SELECT passenger_count,
extract(year from pickup_datetime) AS pickup_year,
cast(trip_distance as int) AS distance,
count(*) AS the_count
FROM trips
GROUP BY passenger_count,
pickup_year,
distance
ORDER BY pickup_year,
the_count desc;
It's incredible to see how much of an improvement Nvidia's Pascal-based Titan X offers. 21 milliseconds for the first query is the fastest I've ever queried this dataset on any platform with any piece of software. Having such a well-tuned architecture combined with better data locality via PCIe slots instead of a network have given me query times 74x faster than the fastest CPU-based systems I've ever come across.

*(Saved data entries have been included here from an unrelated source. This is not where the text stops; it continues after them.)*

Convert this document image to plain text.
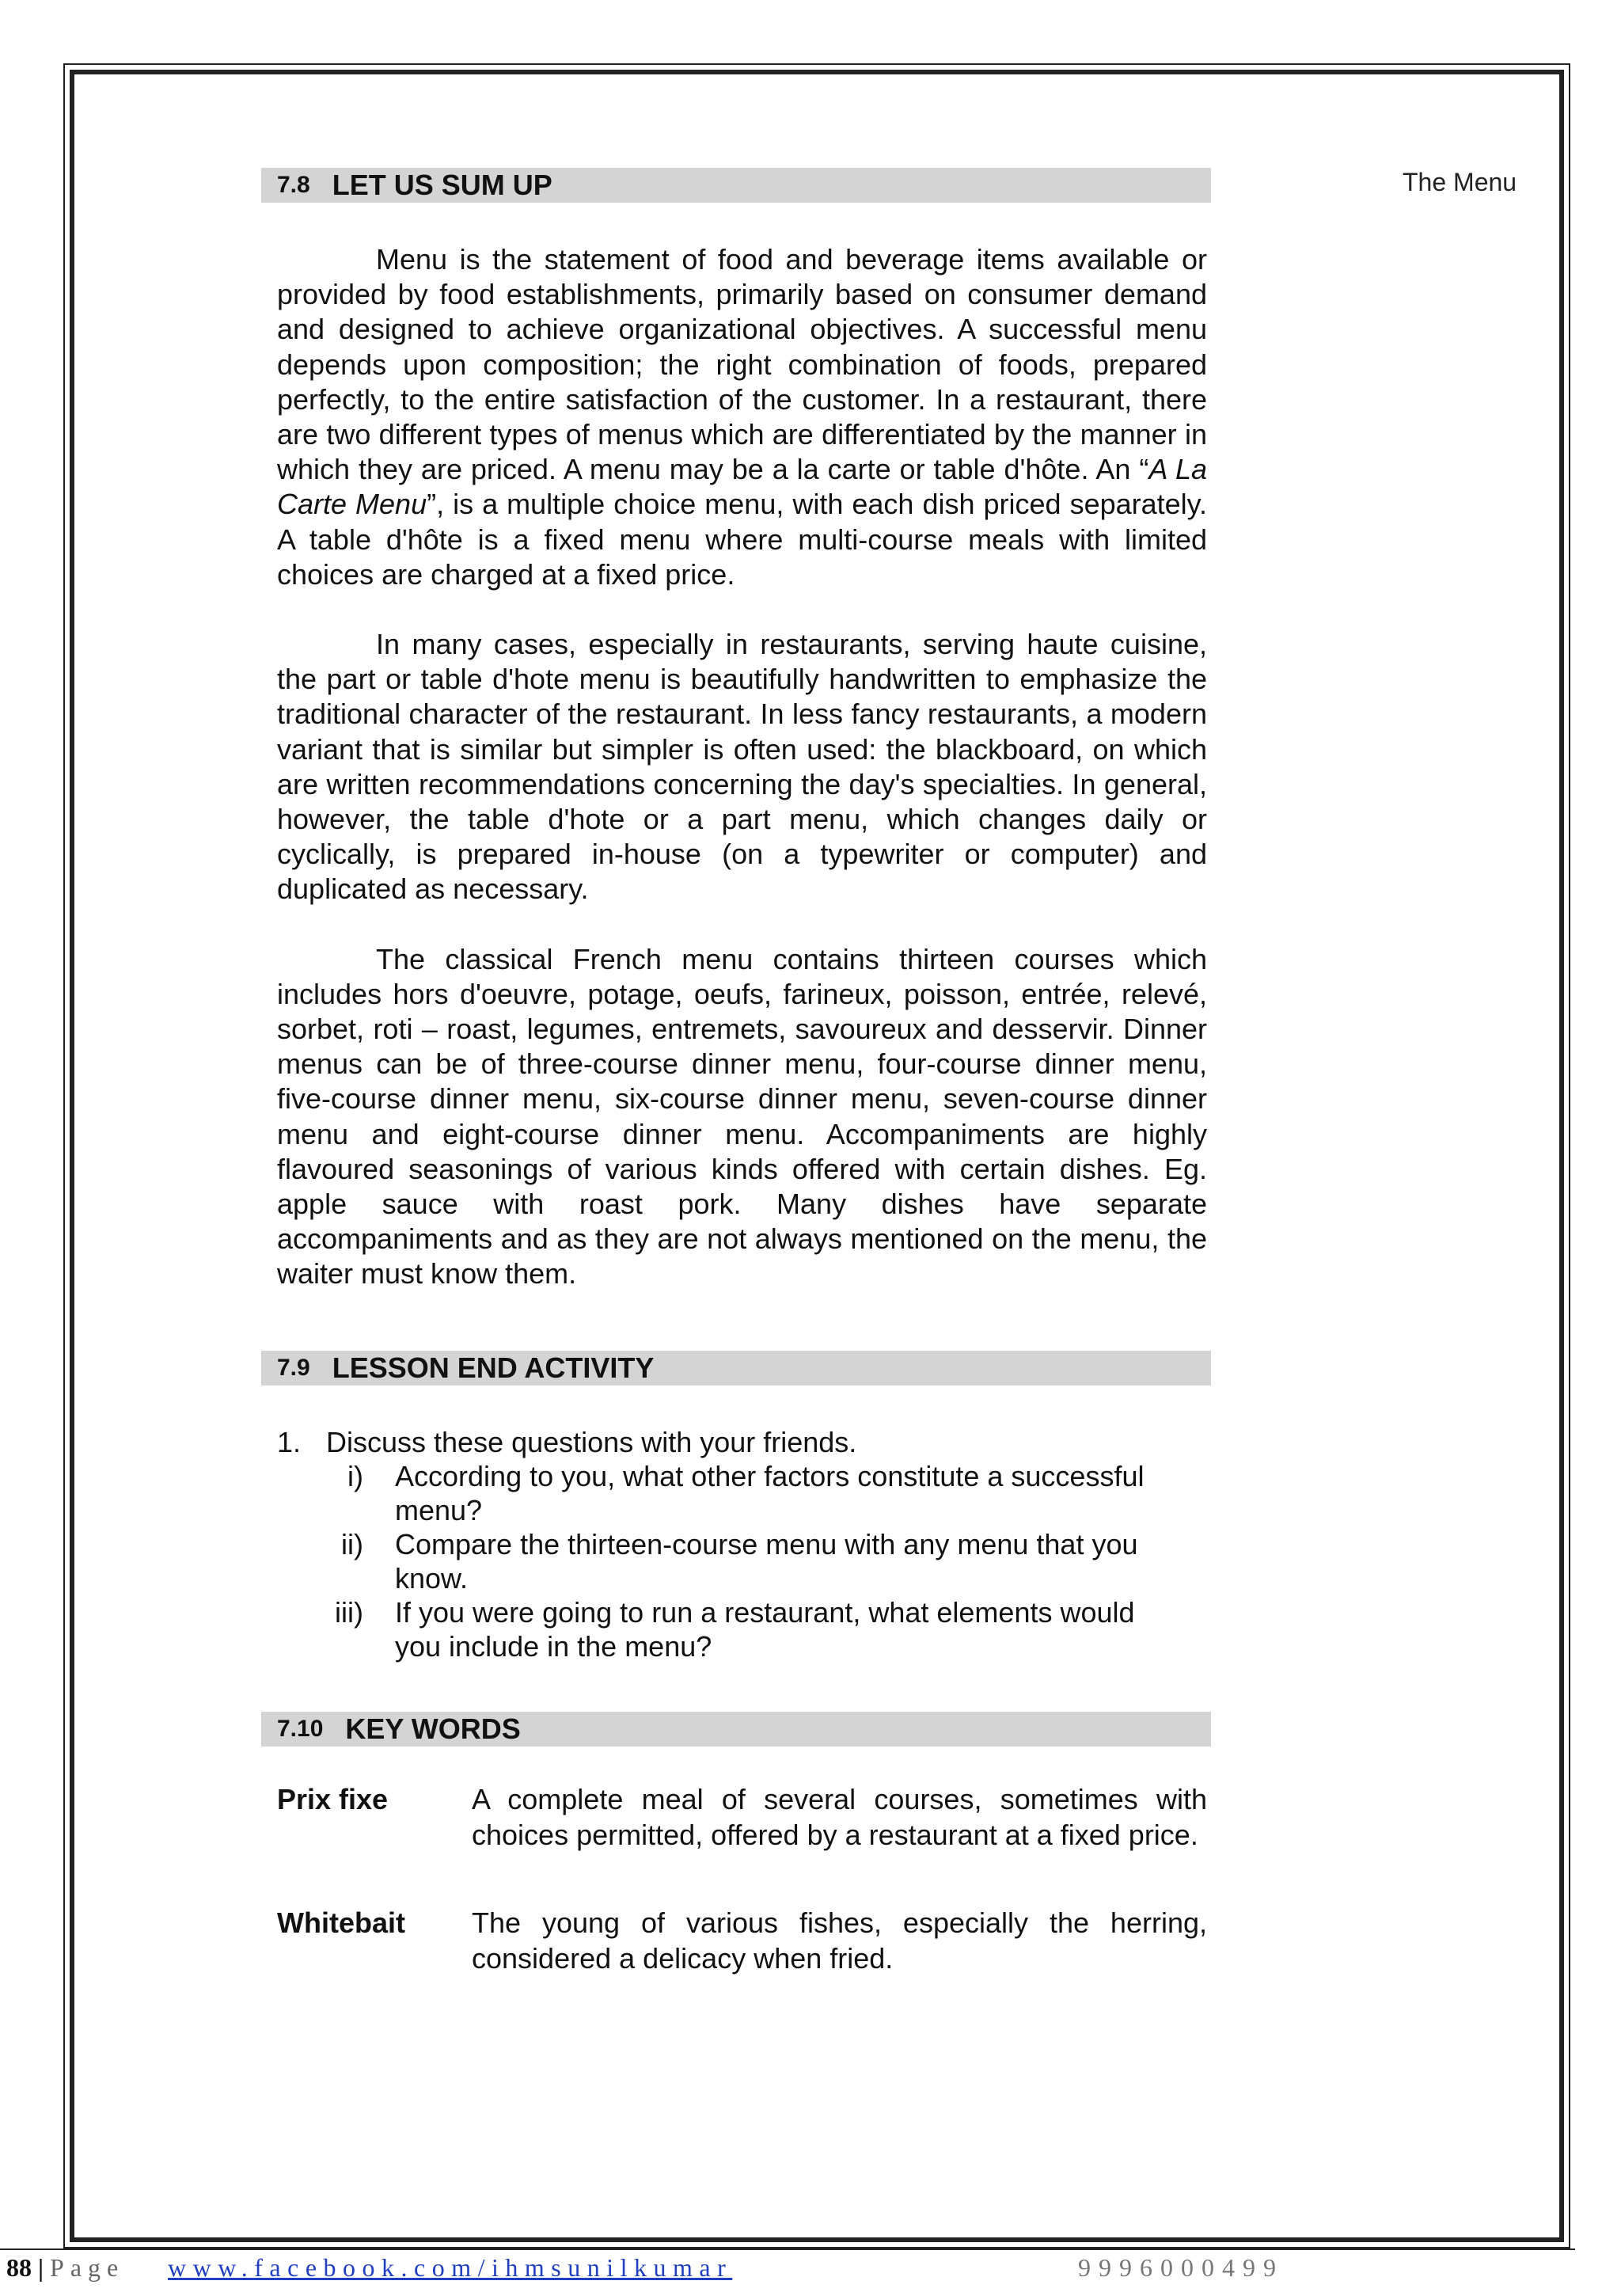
The Menu
7.8 LET US SUM UP

Menu is the statement of food and beverage items available or provided by food establishments, primarily based on consumer demand and designed to achieve organizational objectives. A successful menu depends upon composition; the right combination of foods, prepared perfectly, to the entire satisfaction of the customer. In a restaurant, there are two different types of menus which are differentiated by the manner in which they are priced. A menu may be a la carte or table d'hôte. An “A La Carte Menu”, is a multiple choice menu, with each dish priced separately. A table d'hôte is a fixed menu where multi-course meals with limited choices are charged at a fixed price.

In many cases, especially in restaurants, serving haute cuisine, the part or table d'hote menu is beautifully handwritten to emphasize the traditional character of the restaurant. In less fancy restaurants, a modern variant that is similar but simpler is often used: the blackboard, on which are written recommendations concerning the day's specialties. In general, however, the table d'hote or a part menu, which changes daily or cyclically, is prepared in-house (on a typewriter or computer) and duplicated as necessary.

The classical French menu contains thirteen courses which includes hors d'oeuvre, potage, oeufs, farineux, poisson, entrée, relevé, sorbet, roti – roast, legumes, entremets, savoureux and desservir. Dinner menus can be of three-course dinner menu, four-course dinner menu, five-course dinner menu, six-course dinner menu, seven-course dinner menu and eight-course dinner menu. Accompaniments are highly flavoured seasonings of various kinds offered with certain dishes. Eg. apple sauce with roast pork. Many dishes have separate accompaniments and as they are not always mentioned on the menu, the waiter must know them.

7.9 LESSON END ACTIVITY
1. Discuss these questions with your friends.
i)	According to you, what other factors constitute a successful menu?
ii)	Compare the thirteen-course menu with any menu that you know.
iii)	If you were going to run a restaurant, what elements would you include in the menu?
7.10 KEY WORDS
Prix fixe	A complete meal of several courses, sometimes with choices permitted, offered by a restaurant at a fixed price.
Whitebait	The young of various fishes, especially the herring, considered a delicacy when fried.
88 | Page www.facebook.com/ihmsunilkumar	9996000499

GPUs for non-realtime, OLAP-related workloads might seem like a luxury but almost every client and prospect I've spoken with this summer in the US and here in Europe has expressed a desire to integrate Deep Learning into their data pipelines. Given the necessity for GPUs for that type of workload it makes sense to accelerate their OLAP and visualisation workloads at the same time to take maximum advantage of their hardware.
I've begun asking people in my network which pieces of software they're planning on removing from their stack in the next two years. While the answers varied, it is clear that GPU-powered applications are on the rise as those clients anticipate investing in those technologies while they divest older, legacy compute solutions.